Evidence-based practice publication types


  • Systems: An electronic medical record that is able to link updated, evidence-based information related to a patient's clinical information. Also known as an integrated computerized decision support system. Very few exist at this time.
  • Summary: These include topic summaries and clinical practice guidelines that integrate evidence-based information about specific clinical problems with regular updating.
  • Synopses of Syntheses: A synthesis would be a systematic review (defined below). A synopsis of that synthesis would be an expert/authoritative appraisal or critique of a high quality systematic review that provides sufficient information to support clinical action.
  • Syntheses: A summary of the medical literature that uses explicit methods to perform a comprehensive literature search and critical appraisal of individual studies. There are two categories of synthesis.

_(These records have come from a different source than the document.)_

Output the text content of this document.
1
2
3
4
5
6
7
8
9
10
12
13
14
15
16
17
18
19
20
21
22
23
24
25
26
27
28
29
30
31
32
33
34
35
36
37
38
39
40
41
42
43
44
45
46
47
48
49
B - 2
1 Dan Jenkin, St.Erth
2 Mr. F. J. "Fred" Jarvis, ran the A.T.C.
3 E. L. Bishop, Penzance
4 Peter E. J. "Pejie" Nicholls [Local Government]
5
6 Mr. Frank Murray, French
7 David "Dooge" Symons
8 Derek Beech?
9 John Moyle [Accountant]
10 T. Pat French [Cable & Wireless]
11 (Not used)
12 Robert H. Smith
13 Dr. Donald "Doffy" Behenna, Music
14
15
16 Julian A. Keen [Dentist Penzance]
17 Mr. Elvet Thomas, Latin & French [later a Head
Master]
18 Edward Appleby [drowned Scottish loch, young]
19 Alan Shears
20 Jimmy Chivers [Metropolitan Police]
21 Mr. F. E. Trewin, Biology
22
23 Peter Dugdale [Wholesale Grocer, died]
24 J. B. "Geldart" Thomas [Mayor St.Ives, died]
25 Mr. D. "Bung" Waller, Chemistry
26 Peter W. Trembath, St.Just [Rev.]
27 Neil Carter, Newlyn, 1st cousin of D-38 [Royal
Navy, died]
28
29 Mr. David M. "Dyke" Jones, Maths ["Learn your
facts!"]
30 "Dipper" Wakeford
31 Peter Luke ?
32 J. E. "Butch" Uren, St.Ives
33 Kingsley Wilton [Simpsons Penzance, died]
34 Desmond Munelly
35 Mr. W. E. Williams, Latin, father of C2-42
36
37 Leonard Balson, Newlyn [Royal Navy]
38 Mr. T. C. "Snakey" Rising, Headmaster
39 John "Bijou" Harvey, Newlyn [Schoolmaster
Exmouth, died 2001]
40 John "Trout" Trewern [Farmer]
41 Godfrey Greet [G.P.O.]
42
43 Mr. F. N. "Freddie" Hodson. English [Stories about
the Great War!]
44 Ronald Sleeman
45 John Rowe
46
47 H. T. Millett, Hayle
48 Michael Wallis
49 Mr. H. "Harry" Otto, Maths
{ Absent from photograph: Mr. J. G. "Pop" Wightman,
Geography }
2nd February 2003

  • Systematic Reviews: A qualitative integration or description of individual studies.
  • Meta-analysis: A quantitative integration of data from individual studies using statistical techniques.
  • Synopses of Single Studies: An expert/authoritative appraisal or critique of an individual study that provides sufficient information to support clinical action.
  • Randomized Controlled Trial: A study in which participants are randomly allocated into an experimental group or control group and followed over time for the variables/outcomes of interest.
  • Cohort Studies: Studies in which subsets of a defined population are identified. These groups may or may not be exposed to factors hypothesized to influence the probability of the occurrence of a particular disease or other outcome. A cohort study will have a control group that represents the unexposed population.
  • Case Controlled Studies: A study which involves identifying patients who have the outcome of interest (cases) and patients without the same outcome (controls), and looking back to see if they had the exposure of interest.
  • Case Series/Reports: A report on a series of patients or single patient with an outcome of interest. No control group is involved.